RPC is a request–response protocol. An RPC is initiated by the client, which sends a request message to a known remote server to execute a specified procedure with supplied parameters. The remote server sends a response to the client, and the application continues its process. While the server is processing the call, the client is blocked (it waits until the server has finished processing before resuming execution), unless the client sends an asynchronous request to the server, such as an XMLHttpRequest. There are many variations and subtleties in various implementations, resulting in a variety of different (incompatible) RPC protocols.

An important difference between remote procedure calls and local calls is that remote calls can fail because of unpredictable network problems. Also, callers generally must deal with such failures without knowing whether the remote procedure was actually invoked. Idempotent procedures (those that have no additional effects if called more than once) are easily handled, but enough difficulties remain that code to call remote procedures is often confined to carefully written low-level subsystems.

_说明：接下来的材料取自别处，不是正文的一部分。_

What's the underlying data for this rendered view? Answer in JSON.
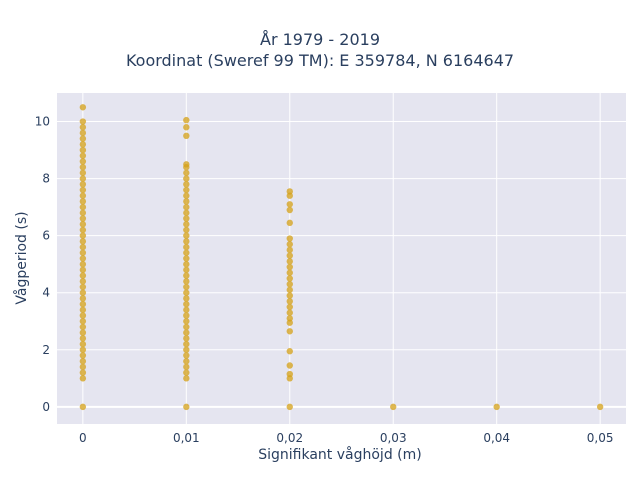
{
  "chart_data": {
    "type": "scatter",
    "title": [
      "År 1979 - 2019",
      "Koordinat (Sweref 99 TM): E 359784, N 6164647"
    ],
    "xlabel": "Signifikant våghöjd (m)",
    "ylabel": "Vågperiod (s)",
    "xlim": [
      -0.0025,
      0.0525
    ],
    "ylim": [
      -0.6,
      11
    ],
    "x_ticks": [
      0,
      0.01,
      0.02,
      0.03,
      0.04,
      0.05
    ],
    "x_tick_labels": [
      "0",
      "0,01",
      "0,02",
      "0,03",
      "0,04",
      "0,05"
    ],
    "y_ticks": [
      0,
      2,
      4,
      6,
      8,
      10
    ],
    "y_tick_labels": [
      "0",
      "2",
      "4",
      "6",
      "8",
      "10"
    ],
    "grid": true,
    "marker_color": "#d4a017",
    "plot_background": "#e5e5f0",
    "points": [
      {
        "x": 0,
        "y": 10.5
      },
      {
        "x": 0,
        "y": 10.0
      },
      {
        "x": 0,
        "y": 9.8
      },
      {
        "x": 0,
        "y": 9.6
      },
      {
        "x": 0,
        "y": 9.4
      },
      {
        "x": 0,
        "y": 9.2
      },
      {
        "x": 0,
        "y": 9.0
      },
      {
        "x": 0,
        "y": 8.8
      },
      {
        "x": 0,
        "y": 8.6
      },
      {
        "x": 0,
        "y": 8.4
      },
      {
        "x": 0,
        "y": 8.2
      },
      {
        "x": 0,
        "y": 8.0
      },
      {
        "x": 0,
        "y": 7.8
      },
      {
        "x": 0,
        "y": 7.6
      },
      {
        "x": 0,
        "y": 7.4
      },
      {
        "x": 0,
        "y": 7.2
      },
      {
        "x": 0,
        "y": 7.0
      },
      {
        "x": 0,
        "y": 6.8
      },
      {
        "x": 0,
        "y": 6.6
      },
      {
        "x": 0,
        "y": 6.4
      },
      {
        "x": 0,
        "y": 6.2
      },
      {
        "x": 0,
        "y": 6.0
      },
      {
        "x": 0,
        "y": 5.8
      },
      {
        "x": 0,
        "y": 5.6
      },
      {
        "x": 0,
        "y": 5.4
      },
      {
        "x": 0,
        "y": 5.2
      },
      {
        "x": 0,
        "y": 5.0
      },
      {
        "x": 0,
        "y": 4.8
      },
      {
        "x": 0,
        "y": 4.6
      },
      {
        "x": 0,
        "y": 4.4
      },
      {
        "x": 0,
        "y": 4.2
      },
      {
        "x": 0,
        "y": 4.0
      },
      {
        "x": 0,
        "y": 3.8
      },
      {
        "x": 0,
        "y": 3.6
      },
      {
        "x": 0,
        "y": 3.4
      },
      {
        "x": 0,
        "y": 3.2
      },
      {
        "x": 0,
        "y": 3.0
      },
      {
        "x": 0,
        "y": 2.8
      },
      {
        "x": 0,
        "y": 2.6
      },
      {
        "x": 0,
        "y": 2.4
      },
      {
        "x": 0,
        "y": 2.2
      },
      {
        "x": 0,
        "y": 2.0
      },
      {
        "x": 0,
        "y": 1.8
      },
      {
        "x": 0,
        "y": 1.6
      },
      {
        "x": 0,
        "y": 1.4
      },
      {
        "x": 0,
        "y": 1.2
      },
      {
        "x": 0,
        "y": 1.0
      },
      {
        "x": 0,
        "y": 0
      },
      {
        "x": 0.01,
        "y": 10.05
      },
      {
        "x": 0.01,
        "y": 9.8
      },
      {
        "x": 0.01,
        "y": 9.5
      },
      {
        "x": 0.01,
        "y": 8.5
      },
      {
        "x": 0.01,
        "y": 8.4
      },
      {
        "x": 0.01,
        "y": 8.2
      },
      {
        "x": 0.01,
        "y": 8.0
      },
      {
        "x": 0.01,
        "y": 7.8
      },
      {
        "x": 0.01,
        "y": 7.6
      },
      {
        "x": 0.01,
        "y": 7.4
      },
      {
        "x": 0.01,
        "y": 7.2
      },
      {
        "x": 0.01,
        "y": 7.0
      },
      {
        "x": 0.01,
        "y": 6.8
      },
      {
        "x": 0.01,
        "y": 6.6
      },
      {
        "x": 0.01,
        "y": 6.4
      },
      {
        "x": 0.01,
        "y": 6.2
      },
      {
        "x": 0.01,
        "y": 6.0
      },
      {
        "x": 0.01,
        "y": 5.8
      },
      {
        "x": 0.01,
        "y": 5.6
      },
      {
        "x": 0.01,
        "y": 5.4
      },
      {
        "x": 0.01,
        "y": 5.2
      },
      {
        "x": 0.01,
        "y": 5.0
      },
      {
        "x": 0.01,
        "y": 4.8
      },
      {
        "x": 0.01,
        "y": 4.6
      },
      {
        "x": 0.01,
        "y": 4.4
      },
      {
        "x": 0.01,
        "y": 4.2
      },
      {
        "x": 0.01,
        "y": 4.0
      },
      {
        "x": 0.01,
        "y": 3.8
      },
      {
        "x": 0.01,
        "y": 3.6
      },
      {
        "x": 0.01,
        "y": 3.4
      },
      {
        "x": 0.01,
        "y": 3.2
      },
      {
        "x": 0.01,
        "y": 3.0
      },
      {
        "x": 0.01,
        "y": 2.8
      },
      {
        "x": 0.01,
        "y": 2.6
      },
      {
        "x": 0.01,
        "y": 2.4
      },
      {
        "x": 0.01,
        "y": 2.2
      },
      {
        "x": 0.01,
        "y": 2.0
      },
      {
        "x": 0.01,
        "y": 1.8
      },
      {
        "x": 0.01,
        "y": 1.6
      },
      {
        "x": 0.01,
        "y": 1.4
      },
      {
        "x": 0.01,
        "y": 1.2
      },
      {
        "x": 0.01,
        "y": 1.0
      },
      {
        "x": 0.01,
        "y": 0
      },
      {
        "x": 0.02,
        "y": 7.55
      },
      {
        "x": 0.02,
        "y": 7.4
      },
      {
        "x": 0.02,
        "y": 7.1
      },
      {
        "x": 0.02,
        "y": 6.9
      },
      {
        "x": 0.02,
        "y": 6.45
      },
      {
        "x": 0.02,
        "y": 5.9
      },
      {
        "x": 0.02,
        "y": 5.7
      },
      {
        "x": 0.02,
        "y": 5.5
      },
      {
        "x": 0.02,
        "y": 5.3
      },
      {
        "x": 0.02,
        "y": 5.1
      },
      {
        "x": 0.02,
        "y": 4.9
      },
      {
        "x": 0.02,
        "y": 4.7
      },
      {
        "x": 0.02,
        "y": 4.5
      },
      {
        "x": 0.02,
        "y": 4.3
      },
      {
        "x": 0.02,
        "y": 4.1
      },
      {
        "x": 0.02,
        "y": 3.9
      },
      {
        "x": 0.02,
        "y": 3.7
      },
      {
        "x": 0.02,
        "y": 3.5
      },
      {
        "x": 0.02,
        "y": 3.3
      },
      {
        "x": 0.02,
        "y": 3.1
      },
      {
        "x": 0.02,
        "y": 2.95
      },
      {
        "x": 0.02,
        "y": 2.65
      },
      {
        "x": 0.02,
        "y": 1.95
      },
      {
        "x": 0.02,
        "y": 1.45
      },
      {
        "x": 0.02,
        "y": 1.15
      },
      {
        "x": 0.02,
        "y": 1.0
      },
      {
        "x": 0.02,
        "y": 0
      },
      {
        "x": 0.03,
        "y": 0
      },
      {
        "x": 0.04,
        "y": 0
      },
      {
        "x": 0.05,
        "y": 0
      }
    ]
  }
}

  • 在各种实现中有许多变化和微妙之处,导致了各种不同的RPC协议。
  • 远程过程调用和本地调用区别:远程调用存在不可预期的网络问题
  • 需要保证幂等性

Sequence of events

  1. The client calls the client stub. The call is a local procedure call, with parameters pushed on to the stack in the normal way.
  2. The client stub packs the parameters into a message and makes a system call to send the message. Packing the parameters is called marshalling.
  3. The client's local operating system sends the message from the client machine to the server machine.
  4. The local operating system on the server machine passes the incoming packets to the server stub.
  5. The server stub unpacks the parameters from the message. Unpacking the parameters is called unmarshalling.
  6. Finally, the server stub calls the server procedure. The reply traces the same steps in the reverse direction.

A stub in distributed computing is a piece of code that converts parameters passed between client and server during a remote procedure call (RPC).

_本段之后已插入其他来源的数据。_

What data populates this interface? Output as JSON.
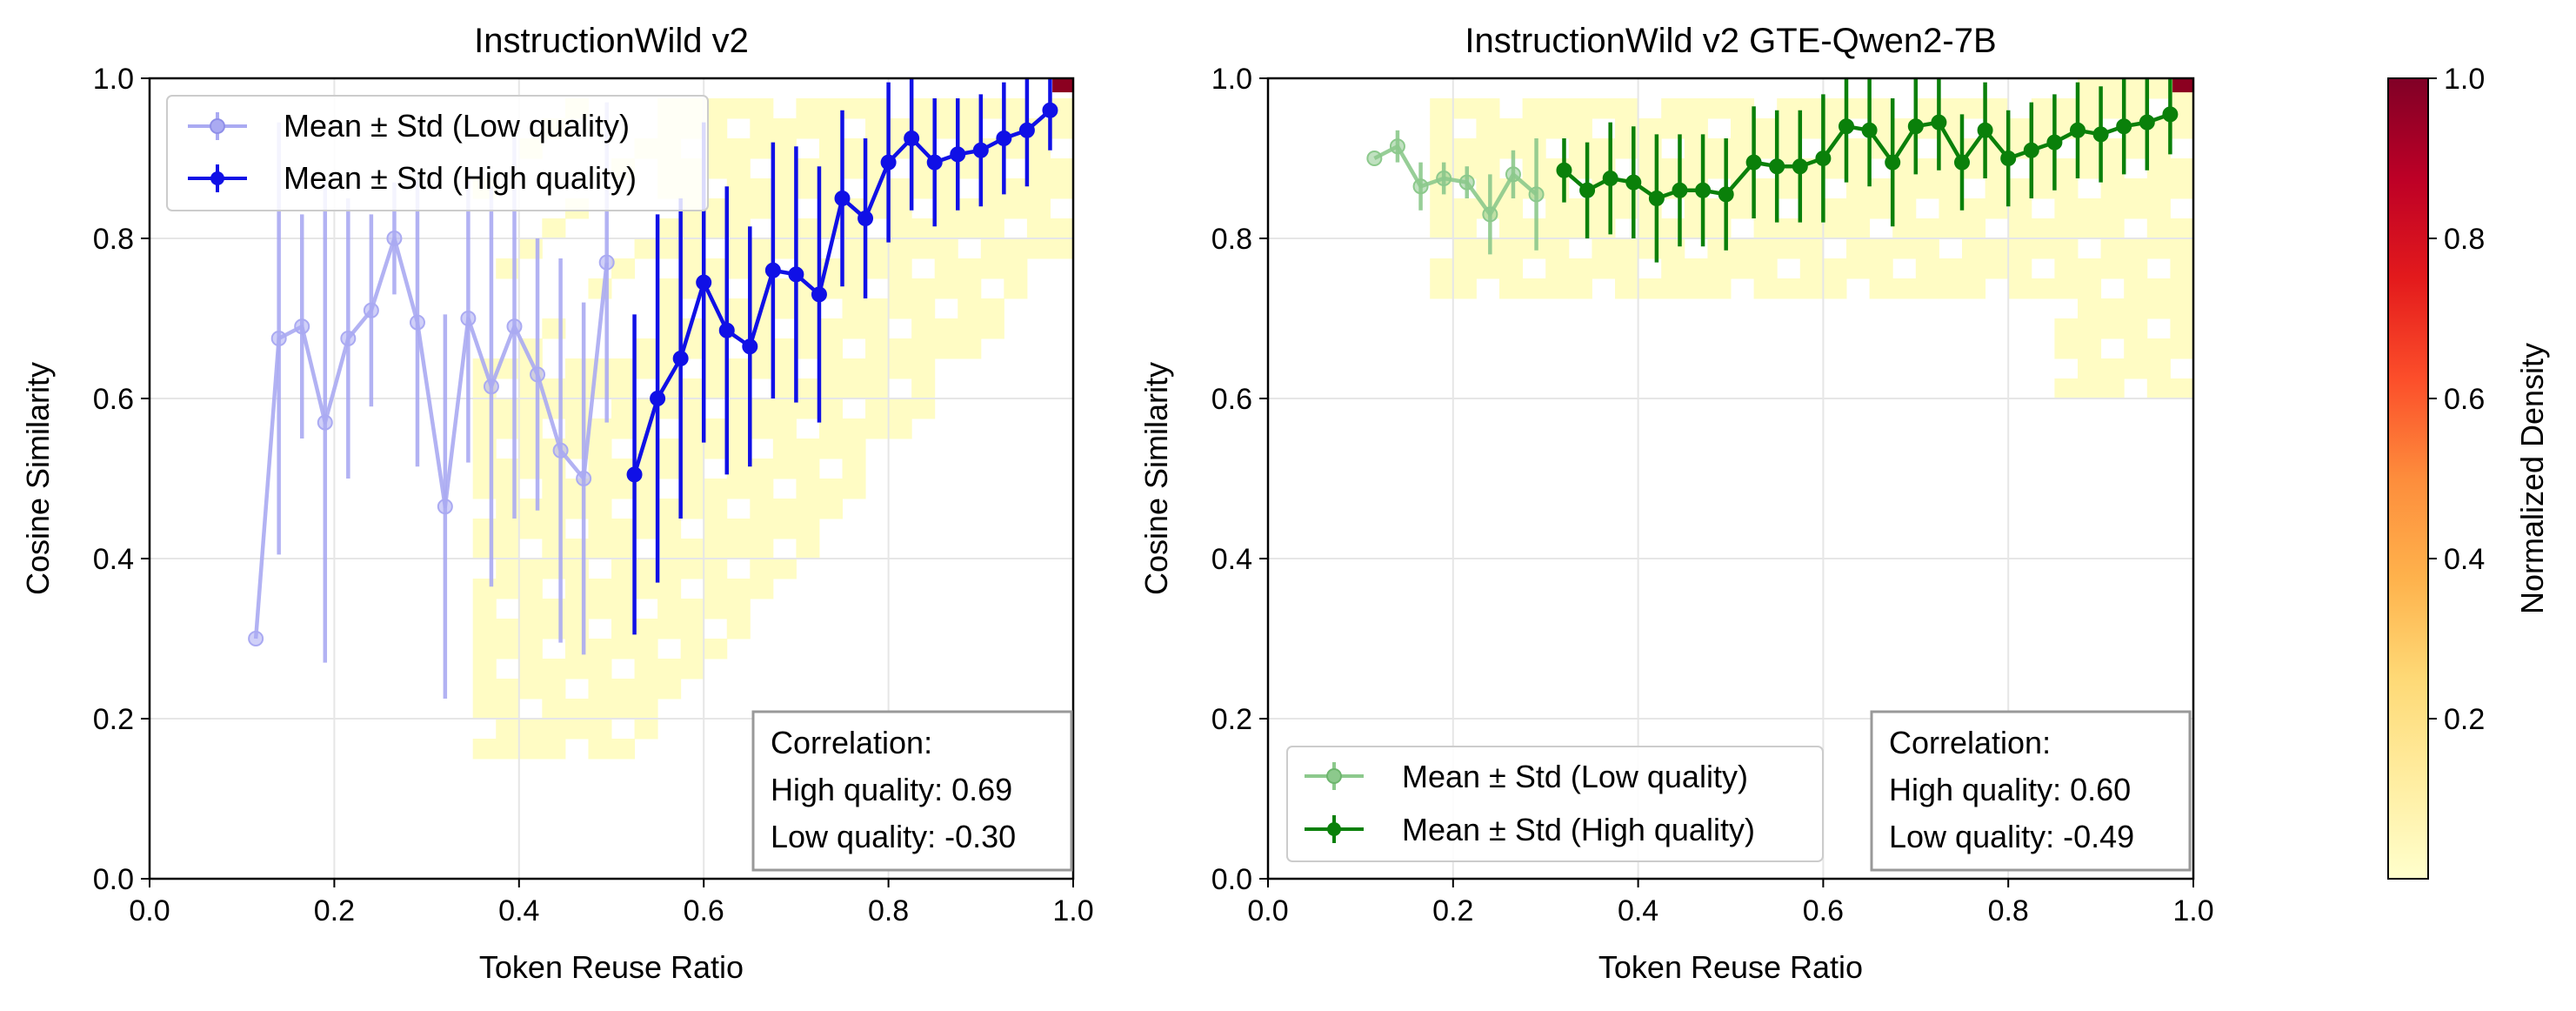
{
  "chart_data": [
    {
      "type": "scatter",
      "panel": "left",
      "title": "InstructionWild v2",
      "xlabel": "Token Reuse Ratio",
      "ylabel": "Cosine Similarity",
      "xlim": [
        0.0,
        1.0
      ],
      "ylim": [
        0.0,
        1.0
      ],
      "xticks": [
        "0.0",
        "0.2",
        "0.4",
        "0.6",
        "0.8",
        "1.0"
      ],
      "yticks": [
        "0.0",
        "0.2",
        "0.4",
        "0.6",
        "0.8",
        "1.0"
      ],
      "grid": true,
      "legend_position": "upper-left",
      "colors": {
        "low": "#aaaaf2",
        "high": "#1010e6",
        "heat": "#fffcc4"
      },
      "series": [
        {
          "name": "Mean ± Std (Low quality)",
          "x": [
            0.115,
            0.14,
            0.165,
            0.19,
            0.215,
            0.24,
            0.265,
            0.29,
            0.32,
            0.345,
            0.37,
            0.395,
            0.42,
            0.445,
            0.47,
            0.495
          ],
          "y": [
            0.3,
            0.675,
            0.69,
            0.57,
            0.675,
            0.71,
            0.8,
            0.695,
            0.465,
            0.7,
            0.615,
            0.69,
            0.63,
            0.535,
            0.5,
            0.77
          ],
          "err": [
            0.0,
            0.27,
            0.14,
            0.3,
            0.175,
            0.12,
            0.07,
            0.18,
            0.24,
            0.18,
            0.25,
            0.24,
            0.17,
            0.24,
            0.22,
            0.2
          ]
        },
        {
          "name": "Mean ± Std (High quality)",
          "x": [
            0.525,
            0.55,
            0.575,
            0.6,
            0.625,
            0.65,
            0.675,
            0.7,
            0.725,
            0.75,
            0.775,
            0.8,
            0.825,
            0.85,
            0.875,
            0.9,
            0.925,
            0.95,
            0.975
          ],
          "y": [
            0.505,
            0.6,
            0.65,
            0.745,
            0.685,
            0.665,
            0.76,
            0.755,
            0.73,
            0.85,
            0.825,
            0.895,
            0.925,
            0.895,
            0.905,
            0.91,
            0.925,
            0.935,
            0.96
          ],
          "err": [
            0.2,
            0.23,
            0.2,
            0.2,
            0.18,
            0.15,
            0.16,
            0.16,
            0.16,
            0.11,
            0.1,
            0.1,
            0.09,
            0.08,
            0.07,
            0.07,
            0.07,
            0.07,
            0.05
          ]
        }
      ],
      "annotation": {
        "heading": "Correlation:",
        "high": "High quality: 0.69",
        "low": "Low quality: -0.30"
      }
    },
    {
      "type": "scatter",
      "panel": "right",
      "title": "InstructionWild v2 GTE-Qwen2-7B",
      "xlabel": "Token Reuse Ratio",
      "ylabel": "Cosine Similarity",
      "xlim": [
        0.0,
        1.0
      ],
      "ylim": [
        0.0,
        1.0
      ],
      "xticks": [
        "0.0",
        "0.2",
        "0.4",
        "0.6",
        "0.8",
        "1.0"
      ],
      "yticks": [
        "0.0",
        "0.2",
        "0.4",
        "0.6",
        "0.8",
        "1.0"
      ],
      "grid": true,
      "legend_position": "lower-left",
      "colors": {
        "low": "#8cc98c",
        "high": "#0a800a",
        "heat": "#fffcc4"
      },
      "series": [
        {
          "name": "Mean ± Std (Low quality)",
          "x": [
            0.115,
            0.14,
            0.165,
            0.19,
            0.215,
            0.24,
            0.265,
            0.29
          ],
          "y": [
            0.9,
            0.915,
            0.865,
            0.875,
            0.87,
            0.83,
            0.88,
            0.855
          ],
          "err": [
            0.0,
            0.02,
            0.03,
            0.02,
            0.02,
            0.05,
            0.03,
            0.07
          ]
        },
        {
          "name": "Mean ± Std (High quality)",
          "x": [
            0.32,
            0.345,
            0.37,
            0.395,
            0.42,
            0.445,
            0.47,
            0.495,
            0.525,
            0.55,
            0.575,
            0.6,
            0.625,
            0.65,
            0.675,
            0.7,
            0.725,
            0.75,
            0.775,
            0.8,
            0.825,
            0.85,
            0.875,
            0.9,
            0.925,
            0.95,
            0.975
          ],
          "y": [
            0.885,
            0.86,
            0.875,
            0.87,
            0.85,
            0.86,
            0.86,
            0.855,
            0.895,
            0.89,
            0.89,
            0.9,
            0.94,
            0.935,
            0.895,
            0.94,
            0.945,
            0.895,
            0.935,
            0.9,
            0.91,
            0.92,
            0.935,
            0.93,
            0.94,
            0.945,
            0.955
          ],
          "err": [
            0.04,
            0.06,
            0.07,
            0.07,
            0.08,
            0.07,
            0.07,
            0.07,
            0.07,
            0.07,
            0.07,
            0.08,
            0.07,
            0.07,
            0.08,
            0.06,
            0.06,
            0.06,
            0.06,
            0.06,
            0.06,
            0.06,
            0.06,
            0.06,
            0.06,
            0.06,
            0.05
          ]
        }
      ],
      "annotation": {
        "heading": "Correlation:",
        "high": "High quality: 0.60",
        "low": "Low quality: -0.49"
      }
    },
    {
      "type": "heatmap",
      "panel": "colorbar",
      "label": "Normalized Density",
      "ylim": [
        0.0,
        1.0
      ],
      "ticks": [
        "0.2",
        "0.4",
        "0.6",
        "0.8",
        "1.0"
      ],
      "colors": [
        "#ffffcc",
        "#ffeda0",
        "#fed976",
        "#feb24c",
        "#fd8d3c",
        "#fc4e2a",
        "#e31a1c",
        "#bd0026",
        "#800026"
      ]
    }
  ]
}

存根是分布式计算中的一段代码,用于转换远程过程调用(RPC)期间客户端和服务器之间传递的参数。

概述

RPC(Remote Procedure Call)即远程过程调用,允许一台计算机调用另一台计算机上的程序得到结果,而代码中不需要做额外的编程,就像在本地调用一样。

角色

在RPC框架中主要有三个角色**:Provider、Consumer和Registry**。

节点角色说明:

  • Server: 暴露服务的服务提供方。

  • Client: 调用远程服务的服务消费方。

  • Registry: 服务注册与发现的注册中心。

调用流程

rpc基本流程图

一次完整的RPC调用流程(同步调用,异步另说)如下:

  1. 服务消费方(client)调用以本地调用方式调用服务;

  2. client stub接收到调用后负责将方法、参数等组装成能够进行网络传输的消息体;

  3. client stub找到服务地址,并将消息发送到服务端;

  4. server stub收到消息后进行解码;

  5. server stub根据解码结果调用本地的服务;

  6. 本地服务执行并将结果返回给server stub;

  7. server stub将返回结果打包成消息并发送至消费方;

  8. client stub接收到消息,并进行解码;

  9. 服务消费方得到最终结果。

RPC框架的目标就是要2~8这些步骤都封装起来,让用户对这些细节透明。

时序图如下:

rpc时序图

诞生背景

从单机走向分布式,产生了很多分布式的通信方法:

  • 最古老也是最有效,并且永不过时的,TCP/UDP的二进制传输。事实上所有的通信方式归根结底都是TCP/UDP。(属于计算机网络的传输层,传输协议在计算机之间提供通信会话。传输协议的选择根据数据传输方式而定。传输控制协议TCP和用户数据报协议UDP)
  • Web Service
    • 基于 http + xml 的标准化 Web API
  • RestFul (Representational State Transfer)
    • 回归简单化本源的Web API http +json ,提供一个网址返回 json 串
  • RPC (Remote Procedure Call)
    • 远程过程调用

RPC框架演进过程

从基础的架构一步步进行完善,从JAVA语言角度的示例:

  • rpc01 客户端等待服务器端连接,客户端将数据通过二进制传给服务器端。服务器端收到数据后,在数据库进行查询,得到一个对象。然后将对象中的每个属性通过二进制传递给客户端。客户端读取每一个属性后,new为一个新的对象。(最原始的方法,很不灵活)

  • rpc02 从客户端分离出一个stub类,作为代理,从而屏蔽一些网络细节。(缺点:在这个stub类里只能代理一个方法,并返回这一个类)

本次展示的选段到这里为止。